Für mich vollkommen ungewohnt, ging meine Zellentür um 5:00 Uhr morgens auf, ein kurzes „Morgen“ war zu hören und ein leichter Windzug strich über mein Gesicht. Ich stand auf und wusste erst nicht, was zu tun ist. Seit gestern hatte ich den Job als Reiniger inne, dennoch hatte ich gestern nichts gemacht außer zuzusehen, zudem war das mein erster Morgen als Reiniger. Ich machte mich frisch und zog mich an.  Als ich die Schwelle der Zellentür überschritt, spürte ich eine innere Unruhe. Es fühlte sich falsch an, die Zelle zu verlassen.  Nur zögerlich verließ ich die Zelle und stand im Flur. Es war keiner zu sehen, nicht einmal ein Justizbeamter.  Noch zwei andere Türen waren geöffnet, die Zellentür vom kroatischen Reiniger Anton und jene des deutschen, Marcel. Der Anton war etwas älter, auf um die 40 schätzte ich ihn, er hatte also das Sagen. Dennoch war er wie ein Mentor für mich, ich verbrachte die nächsten Monate viel Zeit mit ihm, er erzählte mir, wie die Dinge abliefen, auf was man als Reiniger achten musste und auch, weswegen er saß: ‘Immobilienbetrug’. Ich konnte mir nichts darunter vorstellen, auch seine Erklärung habe ich nicht mehr ganz in Erinnerung. Meiner Meinung nach saß er wegen etwas anderem. Dennoch könnte es in Richtung Betrug gewesen sein. Als Gewalttäter oder Drogendealer hatte man schlechte Karten, je Reiniger zu werden, wohingegen Betrüger, meist Richtung Steuerbetrug, für den Reinigerposten bevorzugt wurden. Der Marcel sah für mich nicht wie ein Betrüger aus, er sah für mich auch nicht wie ein Gewalttäter oder Drogendealer aus, in meinen Augen sah er einfach unschuldig aus. Ich fragte mich stets, wie so ein Musterdeutscher nur in die Haft kommen konnte. Er hatte mit Drogen gedealt, und das wohl mit etwas größeren Mengen, aber ausschließlich Gras – meinte er zumindest. Als ich ihm erzählte, weshalb ich saß, kam ihm das Lachen: „Bist Du Tickethall.de?“ fragte er grinsend, und wartete seltsamerweise darauf, dass ich ihm antwortete.

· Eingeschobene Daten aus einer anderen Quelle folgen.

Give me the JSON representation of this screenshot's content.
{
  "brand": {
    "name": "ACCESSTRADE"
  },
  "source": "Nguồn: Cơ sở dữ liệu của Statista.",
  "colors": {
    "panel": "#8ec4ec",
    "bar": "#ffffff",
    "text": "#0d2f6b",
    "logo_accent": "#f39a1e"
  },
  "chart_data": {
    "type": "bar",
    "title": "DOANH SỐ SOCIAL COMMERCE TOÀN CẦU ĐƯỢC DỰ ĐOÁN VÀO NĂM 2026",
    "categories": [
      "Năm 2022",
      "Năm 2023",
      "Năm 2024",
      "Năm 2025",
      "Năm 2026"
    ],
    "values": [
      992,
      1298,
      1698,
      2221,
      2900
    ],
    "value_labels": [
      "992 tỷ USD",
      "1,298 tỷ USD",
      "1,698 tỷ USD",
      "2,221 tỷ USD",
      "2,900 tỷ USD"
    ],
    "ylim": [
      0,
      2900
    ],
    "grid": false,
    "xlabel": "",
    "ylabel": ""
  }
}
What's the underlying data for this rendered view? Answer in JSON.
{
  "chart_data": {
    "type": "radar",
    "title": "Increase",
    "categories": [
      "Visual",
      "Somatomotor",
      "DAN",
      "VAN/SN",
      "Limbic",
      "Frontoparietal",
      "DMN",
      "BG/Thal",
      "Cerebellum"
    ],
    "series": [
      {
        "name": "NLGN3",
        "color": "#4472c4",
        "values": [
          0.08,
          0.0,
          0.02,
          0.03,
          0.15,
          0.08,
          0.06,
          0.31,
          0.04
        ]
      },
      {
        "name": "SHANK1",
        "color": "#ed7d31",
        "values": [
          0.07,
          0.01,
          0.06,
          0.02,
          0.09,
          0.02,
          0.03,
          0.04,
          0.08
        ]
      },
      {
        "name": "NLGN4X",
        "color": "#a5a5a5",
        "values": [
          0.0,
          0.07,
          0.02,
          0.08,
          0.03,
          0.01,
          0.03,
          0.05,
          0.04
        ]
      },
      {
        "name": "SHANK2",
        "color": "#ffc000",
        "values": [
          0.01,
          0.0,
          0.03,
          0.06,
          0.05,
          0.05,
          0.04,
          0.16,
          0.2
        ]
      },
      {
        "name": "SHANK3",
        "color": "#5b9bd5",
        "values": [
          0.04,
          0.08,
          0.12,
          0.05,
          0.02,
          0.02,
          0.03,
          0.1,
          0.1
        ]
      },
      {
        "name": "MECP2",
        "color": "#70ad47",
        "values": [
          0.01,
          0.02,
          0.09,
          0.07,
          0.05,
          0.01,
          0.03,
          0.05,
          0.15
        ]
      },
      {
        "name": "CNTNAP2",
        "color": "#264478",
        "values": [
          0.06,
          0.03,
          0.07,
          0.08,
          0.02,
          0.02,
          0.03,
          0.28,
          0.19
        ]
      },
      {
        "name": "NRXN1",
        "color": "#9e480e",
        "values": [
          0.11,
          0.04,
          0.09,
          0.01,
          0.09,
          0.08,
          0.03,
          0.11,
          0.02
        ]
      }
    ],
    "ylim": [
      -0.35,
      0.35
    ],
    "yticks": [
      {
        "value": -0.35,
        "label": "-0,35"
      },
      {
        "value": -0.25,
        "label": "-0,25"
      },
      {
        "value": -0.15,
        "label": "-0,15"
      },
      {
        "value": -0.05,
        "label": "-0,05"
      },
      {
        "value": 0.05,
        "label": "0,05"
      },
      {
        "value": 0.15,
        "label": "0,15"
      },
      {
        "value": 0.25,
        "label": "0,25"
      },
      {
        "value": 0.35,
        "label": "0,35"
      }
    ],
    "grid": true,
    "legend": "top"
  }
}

Nun stand ich da im Flur und sah, wie Marcel aus der Zelle kam und in einen kleinen Abstellraum ging. Ich begab mich zu ihm und bemerkte, dass sich auf einem Rollwagen ein großer Teekessel befand. Er packte noch Teebeutel auf den Rollwagen und ein Paket an Formularen/Anträgen. Anton war inzwischen auch da und drückte mir eine Rolle von gelben Säcken in die Hand. Nach einigen Minuten kam dann der Beamte. Herr Winter war sein Name: „Sind Sie der Neue?“, fragte er mich. Ich bejahte und dann ging’s los: Er öffnete die erste Zellentür, ging hinein, sah nach, ob alle noch lebten, fragte, ob sie was brauchten und befahl ihnen, den Müll rauszubringen. Einer von den Zellenbewohnern sprang aus dem Bett und brachte einen vollen Müllsack, den er in meinen gelben Sack werfen wollte: „Was tun Sie da? Das ist nicht getrennt! Plastik kommt in den gelben Sack, kein Biomüll! Bis morgen ist das getrennt!“. Herr Winter schickte den Häftling wieder mit dem Müllbeutel in seine Zelle. Dieser schien angepisst zu sein, aber im Moment war ihm wohl der Schlaf wichtiger. Wir liefen von Zellentür zu Zellentür, überall schliefen die Häftlinge noch tief und fest. Manchmal kam ein strenger Geruch aus der Zelle, manchmal roch es frisch und bei einer Zellentür duftete es nach Pfefferminz. Aus dieser Zellentür kam ein alter Mann raus, ziemlich dürr, Haare lang und zerstreut, er hatte etwas Albert-Einstein-mäßiges an sich. Seine ruckartigen Bewegungen schienen Herrn Winter in keinster Weise zu interessieren, der Alte ging zu Anton und verlangte nach zwei Packungen Pfefferminztee. Seltsamerweise nahm er sich aber kein heißes Wasser mit. „Frank, rauchst Du die Dinger schon wieder?“, rief Anton dem alten Häftling hinterher, als Herr Winter grinsend die Tür schloss. „Der hat lebenslänglich bekommen, ist aber in Revision“ teilte mir Marcel mit, „er hat sogar lebenslänglich mit SV“. „Was heisst SV?“ wollte ich wissen. „Sicherheitsverwahrung ist das.“ Bis heute weiß ich allerdings nicht, welche Nachteile genau eine Sicherheitsverwahrung mit sich bringt. Ich weiß nur, dass lediglich Schwerverbrecher solche Strafen bekommen. Bei dem alten Mann handelte es sich um einen Mörder, wie ich später erfuhr.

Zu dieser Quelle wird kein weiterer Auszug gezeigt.